Le concours et le statut de fonctionnaire permettaient d’assurer l’égalité d’accès de tous et de toutes à ces fonctions. Certes ce système a ses défauts et n’empêche pas les discriminations sociales, raciales et sexistes qui sont reproduites dans le système scolaire. Mais la casse de ce système n’arrangera en rien à ces travers. Pire, cela met à mal l’indépendance des acteurs du service public à la merci de petits chefs de services qui les emploieront et décideront directement de leurs avancements (article 10 et 11 de la loi).

Enfin, le risque d’externalisation massive de certains services n’est pas non plus un fantasme. Un rapport remis à Gérald Darmanin par Webhelp, leader européen de la relation client, préconise de transférer certaines fonctions support au privé, pour économiser 35 milliards d’euros. A chaque fois qu’un service public a été privatisé (Telecom, Poste, EDF, GDF), les prix ont augmenté. Le résultat sera donc surtout de juteux profits pour certaines entreprises.

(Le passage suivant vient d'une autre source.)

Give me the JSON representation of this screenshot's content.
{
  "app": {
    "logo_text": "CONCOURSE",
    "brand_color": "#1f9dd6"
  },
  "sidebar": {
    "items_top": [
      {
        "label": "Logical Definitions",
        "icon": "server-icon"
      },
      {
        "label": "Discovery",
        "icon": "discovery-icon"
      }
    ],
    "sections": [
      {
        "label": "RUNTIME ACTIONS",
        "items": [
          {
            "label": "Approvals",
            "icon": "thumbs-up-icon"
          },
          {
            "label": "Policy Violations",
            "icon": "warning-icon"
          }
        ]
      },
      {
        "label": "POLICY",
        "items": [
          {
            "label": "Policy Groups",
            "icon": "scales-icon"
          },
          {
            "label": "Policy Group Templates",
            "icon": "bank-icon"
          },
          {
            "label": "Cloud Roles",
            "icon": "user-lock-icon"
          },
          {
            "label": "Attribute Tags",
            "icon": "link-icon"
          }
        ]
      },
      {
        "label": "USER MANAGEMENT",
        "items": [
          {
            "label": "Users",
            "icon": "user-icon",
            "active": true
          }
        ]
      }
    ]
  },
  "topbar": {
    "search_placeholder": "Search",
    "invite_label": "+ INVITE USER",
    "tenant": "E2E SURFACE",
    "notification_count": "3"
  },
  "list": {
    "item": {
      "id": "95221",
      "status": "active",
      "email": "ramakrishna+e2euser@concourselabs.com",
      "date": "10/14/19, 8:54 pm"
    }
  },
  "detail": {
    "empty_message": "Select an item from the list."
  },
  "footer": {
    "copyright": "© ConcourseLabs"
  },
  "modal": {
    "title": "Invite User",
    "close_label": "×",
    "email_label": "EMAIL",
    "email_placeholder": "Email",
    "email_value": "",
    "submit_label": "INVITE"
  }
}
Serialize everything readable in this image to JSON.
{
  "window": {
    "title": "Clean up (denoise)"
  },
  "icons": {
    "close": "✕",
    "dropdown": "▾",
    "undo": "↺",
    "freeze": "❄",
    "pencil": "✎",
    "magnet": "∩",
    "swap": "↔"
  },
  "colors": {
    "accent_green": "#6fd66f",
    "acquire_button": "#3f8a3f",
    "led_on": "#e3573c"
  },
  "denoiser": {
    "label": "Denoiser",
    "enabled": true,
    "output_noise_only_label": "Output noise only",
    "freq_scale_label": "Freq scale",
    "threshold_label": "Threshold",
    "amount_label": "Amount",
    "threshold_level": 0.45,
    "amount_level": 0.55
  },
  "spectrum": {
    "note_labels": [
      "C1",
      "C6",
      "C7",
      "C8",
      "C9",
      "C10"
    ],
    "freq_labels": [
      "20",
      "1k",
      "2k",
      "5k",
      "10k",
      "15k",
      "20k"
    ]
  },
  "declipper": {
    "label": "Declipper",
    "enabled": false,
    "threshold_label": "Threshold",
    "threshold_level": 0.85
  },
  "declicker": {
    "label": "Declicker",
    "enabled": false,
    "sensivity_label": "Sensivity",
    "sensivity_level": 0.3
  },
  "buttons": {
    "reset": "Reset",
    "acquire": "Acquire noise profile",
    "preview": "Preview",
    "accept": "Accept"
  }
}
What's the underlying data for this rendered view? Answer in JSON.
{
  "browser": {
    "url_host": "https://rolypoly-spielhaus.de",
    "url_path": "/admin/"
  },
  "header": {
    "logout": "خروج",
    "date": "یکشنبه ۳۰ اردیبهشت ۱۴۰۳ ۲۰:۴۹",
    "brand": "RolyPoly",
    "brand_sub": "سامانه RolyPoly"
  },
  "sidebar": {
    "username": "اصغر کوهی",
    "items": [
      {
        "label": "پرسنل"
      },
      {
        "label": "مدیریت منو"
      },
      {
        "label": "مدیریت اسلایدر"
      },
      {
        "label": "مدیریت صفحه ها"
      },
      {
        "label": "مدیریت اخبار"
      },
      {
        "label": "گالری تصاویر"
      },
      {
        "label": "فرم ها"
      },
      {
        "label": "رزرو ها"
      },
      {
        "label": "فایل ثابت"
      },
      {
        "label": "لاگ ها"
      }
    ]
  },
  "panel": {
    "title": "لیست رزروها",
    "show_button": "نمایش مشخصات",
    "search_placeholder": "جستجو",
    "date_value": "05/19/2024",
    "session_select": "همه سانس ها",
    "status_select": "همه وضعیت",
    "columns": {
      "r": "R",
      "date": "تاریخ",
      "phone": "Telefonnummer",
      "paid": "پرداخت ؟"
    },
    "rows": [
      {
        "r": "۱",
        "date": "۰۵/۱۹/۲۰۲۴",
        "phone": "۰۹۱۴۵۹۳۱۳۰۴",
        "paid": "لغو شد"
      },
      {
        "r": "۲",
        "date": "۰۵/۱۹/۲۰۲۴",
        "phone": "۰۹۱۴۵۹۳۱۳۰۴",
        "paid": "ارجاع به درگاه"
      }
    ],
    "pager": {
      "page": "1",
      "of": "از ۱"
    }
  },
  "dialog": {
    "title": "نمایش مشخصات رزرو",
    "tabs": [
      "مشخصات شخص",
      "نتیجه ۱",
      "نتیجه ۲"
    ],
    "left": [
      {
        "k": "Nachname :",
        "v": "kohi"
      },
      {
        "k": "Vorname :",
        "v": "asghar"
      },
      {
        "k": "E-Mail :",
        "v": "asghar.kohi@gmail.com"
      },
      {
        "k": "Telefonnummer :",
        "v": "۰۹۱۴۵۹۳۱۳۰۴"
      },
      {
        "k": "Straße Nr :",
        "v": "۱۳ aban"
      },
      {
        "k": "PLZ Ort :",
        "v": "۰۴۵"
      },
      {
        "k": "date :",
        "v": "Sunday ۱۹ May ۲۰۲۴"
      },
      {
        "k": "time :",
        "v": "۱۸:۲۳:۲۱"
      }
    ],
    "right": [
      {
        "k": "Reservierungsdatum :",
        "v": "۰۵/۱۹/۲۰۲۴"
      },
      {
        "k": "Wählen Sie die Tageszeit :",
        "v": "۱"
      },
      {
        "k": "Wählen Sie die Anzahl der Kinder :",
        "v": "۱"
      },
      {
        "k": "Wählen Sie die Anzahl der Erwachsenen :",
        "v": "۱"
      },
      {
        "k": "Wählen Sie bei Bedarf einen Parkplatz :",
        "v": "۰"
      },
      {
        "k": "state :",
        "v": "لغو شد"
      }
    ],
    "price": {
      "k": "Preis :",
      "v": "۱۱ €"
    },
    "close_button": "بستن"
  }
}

Cette casse des statuts rend ensuite possible une véritable privatisation d’une grande partie des services publics. Si les citoyens pensent que de telles privatisations auront comme conséquence une baisse de leurs impôts, je leur conseille de regarder leurs factures d’électricité, le prix du timbre ou celui des billets de train. La gestion privée des services publics n’est pas forcément une bonne nouvelle pour les contribuables et salariés. Aux USA où le système de santé et l’enseignement supérieur sont largement privatisés, la part des richesses investit dans ces secteurs est largement supérieure à la France (respectivement 17.2% contre 11%[2] et 2.6% contre 1.5%[3]) en dépit d’un service rendu de moins bonne qualité, notamment pour les plus pauvres.

Avec les changements globaux et de la crise sociale, nous n’avons jamais eu autant besoin de services publics avec des fonctionnaires indépendants pour répondre aux besoins sociaux et pour engager la transition écologique.

Hendrik Davi. 

Une version un peu différente de cet article est dans la l’actualité du livret Enseignement Supérieur et Recherche de la France Insoumise.